The new service will initially focus on Beijing and Shanghai but will be expanded across other major cities.
GaoPeng.com is already accepting email registrations from local shoppers and area merchants with a view to launching daily deals in March.
“GaoPeng aims to introduce a sophisticated group-buying business model and an international service standard to the market. We hope to work together with other local group-buying portals to jointly develop this emerging market, which will ultimately benefit the consumers and merchants in China,” Yun Ouyang, head of GaoPeng, said in a statement.
The Groupon Effect
The thrift-commerce movement led by Groupon, Living Social, Yelp and others has taken the online world by storm and – it could be said – has been born out of the recession, where cash-poor people simply don’t want to stop living. The other real boon of the Groupon effect is ordinary businesses in cities across North America can barely keep up with all the business being driven to their premises.
Groupon – a play on the words group and coupon – brings business directly to the door of local businesses.

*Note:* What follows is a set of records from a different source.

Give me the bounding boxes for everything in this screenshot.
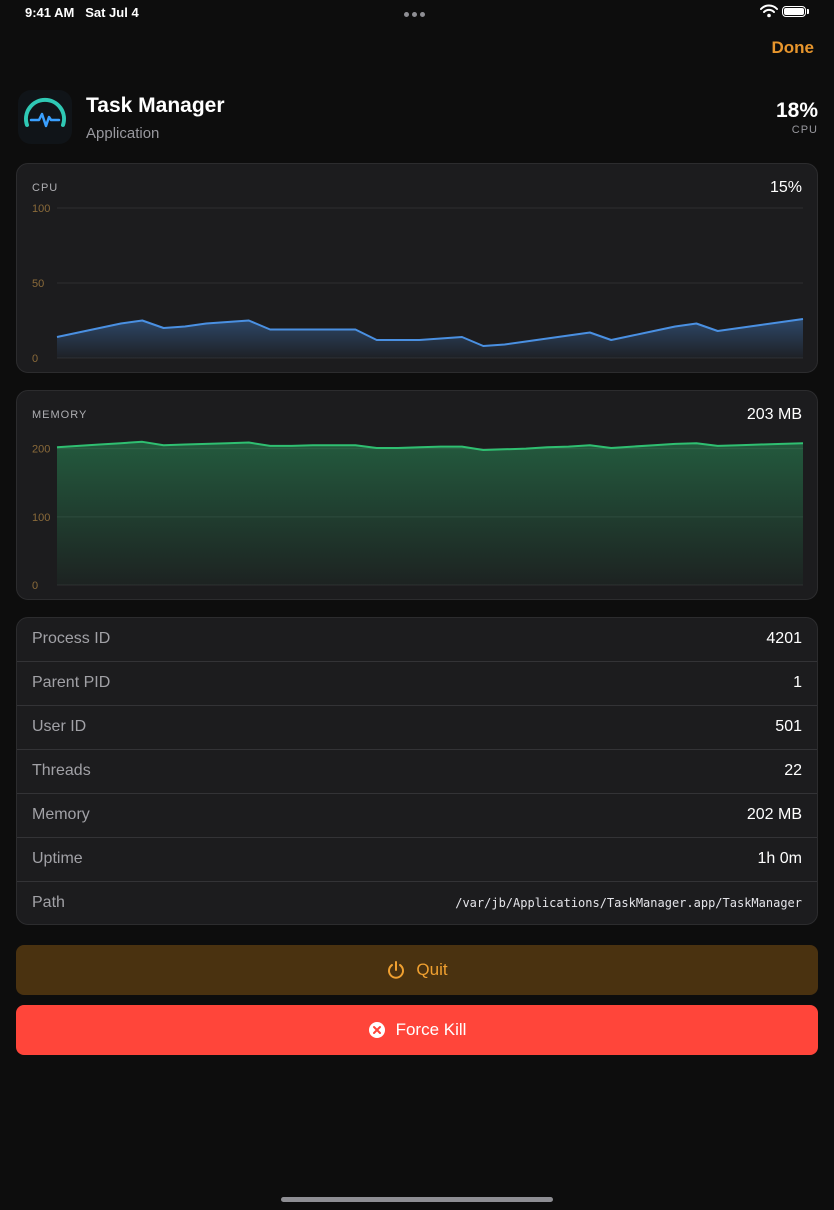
- info-label: Process ID: [32, 630, 111, 647]
- process-info-list: Process ID 4201 Parent PID 1 User ID 501…: [16, 617, 818, 925]
- force-kill-label: Force Kill: [395, 1020, 467, 1039]
- memory-chart: 0 100 200: [32, 440, 804, 592]
- y-tick-label: 0: [32, 580, 38, 592]
- series-area: [57, 441, 803, 585]
- series-line: [56, 440, 804, 451]
- multitasking-dots-icon[interactable]: [404, 4, 430, 17]
- info-row-process-id: Process ID 4201: [17, 618, 817, 662]
- y-tick-label: 50: [32, 278, 44, 290]
- info-row-path: Path /var/jb/Applications/TaskManager.ap…: [17, 882, 817, 926]
- battery-icon: [782, 6, 806, 17]
- cpu-chart-card: CPU 15% 0 50 100: [16, 163, 818, 373]
- y-tick-label: 100: [32, 512, 50, 524]
- quit-label: Quit: [416, 960, 448, 979]
- info-value: 501: [775, 718, 802, 735]
- home-indicator[interactable]: [281, 1197, 553, 1202]
- header-cpu-value: 18%: [775, 99, 818, 122]
- info-value: 22: [784, 762, 802, 779]
- info-row-user-id: User ID 501: [17, 706, 817, 750]
- info-label: Parent PID: [32, 674, 111, 691]
- done-button[interactable]: Done: [771, 38, 815, 57]
- memory-chart-value: 203 MB: [746, 406, 802, 423]
- power-icon: [386, 960, 406, 980]
- series-area: [57, 319, 803, 358]
- info-row-parent-pid: Parent PID 1: [17, 662, 817, 706]
- quit-button[interactable]: Quit: [16, 945, 818, 995]
- header-cpu-label: CPU: [791, 124, 818, 136]
- status-date: Sat Jul 4: [85, 5, 139, 20]
- info-value: /var/jb/Applications/TaskManager.app/Tas…: [455, 896, 802, 910]
- info-value: 1h 0m: [757, 850, 802, 867]
- info-label: Uptime: [32, 850, 83, 867]
- info-row-uptime: Uptime 1h 0m: [17, 838, 817, 882]
- info-label: User ID: [32, 718, 87, 735]
- cpu-chart-title: CPU: [32, 182, 59, 194]
- memory-chart-title: MEMORY: [32, 409, 88, 421]
- y-tick-label: 100: [32, 203, 50, 215]
- y-tick-label: 200: [32, 444, 50, 456]
- info-value: 1: [793, 674, 802, 691]
- cpu-chart-value: 15%: [769, 179, 802, 196]
- status-clock: 9:41 AM: [25, 5, 75, 20]
- info-row-threads: Threads 22: [17, 750, 817, 794]
- info-row-memory: Memory 202 MB: [17, 794, 817, 838]
- info-label: Memory: [32, 806, 90, 823]
- series-line: [56, 318, 804, 347]
- xmark-circle-icon: [368, 1021, 386, 1039]
- info-label: Threads: [32, 762, 91, 779]
- info-label: Path: [32, 894, 65, 911]
- info-value: 4201: [766, 630, 802, 647]
- app-kind: Application: [86, 125, 160, 142]
- app-name: Task Manager: [86, 94, 225, 117]
- cpu-chart: 0 50 100: [32, 203, 804, 365]
- memory-chart-card: MEMORY 203 MB 0 100 200: [16, 390, 818, 600]
- force-kill-button[interactable]: Force Kill: [16, 1005, 818, 1055]
- y-tick-label: 0: [32, 353, 38, 365]
- pulse-gauge-icon: [18, 90, 72, 144]
- status-time: 9:41 AM Sat Jul 4: [25, 5, 139, 20]
- wifi-icon: [760, 4, 778, 23]
- battery-cap: [807, 9, 809, 14]
- info-value: 202 MB: [746, 806, 802, 823]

Groupon’s market is primarily composed of young, educated female customers and its deals focus on health, fitness and beauty products.
After spurning a $6bn offer from Google and taking on $950m in venture capital, three-year-old Groupon is now planning an imminent $15bn initial public offering.
It recently made history for achieving the largest financing round for a start-up after it raised $950m in investment from Greylock Partners, Kleiner Perkins, T. Rowe Price and Morgan Stanley.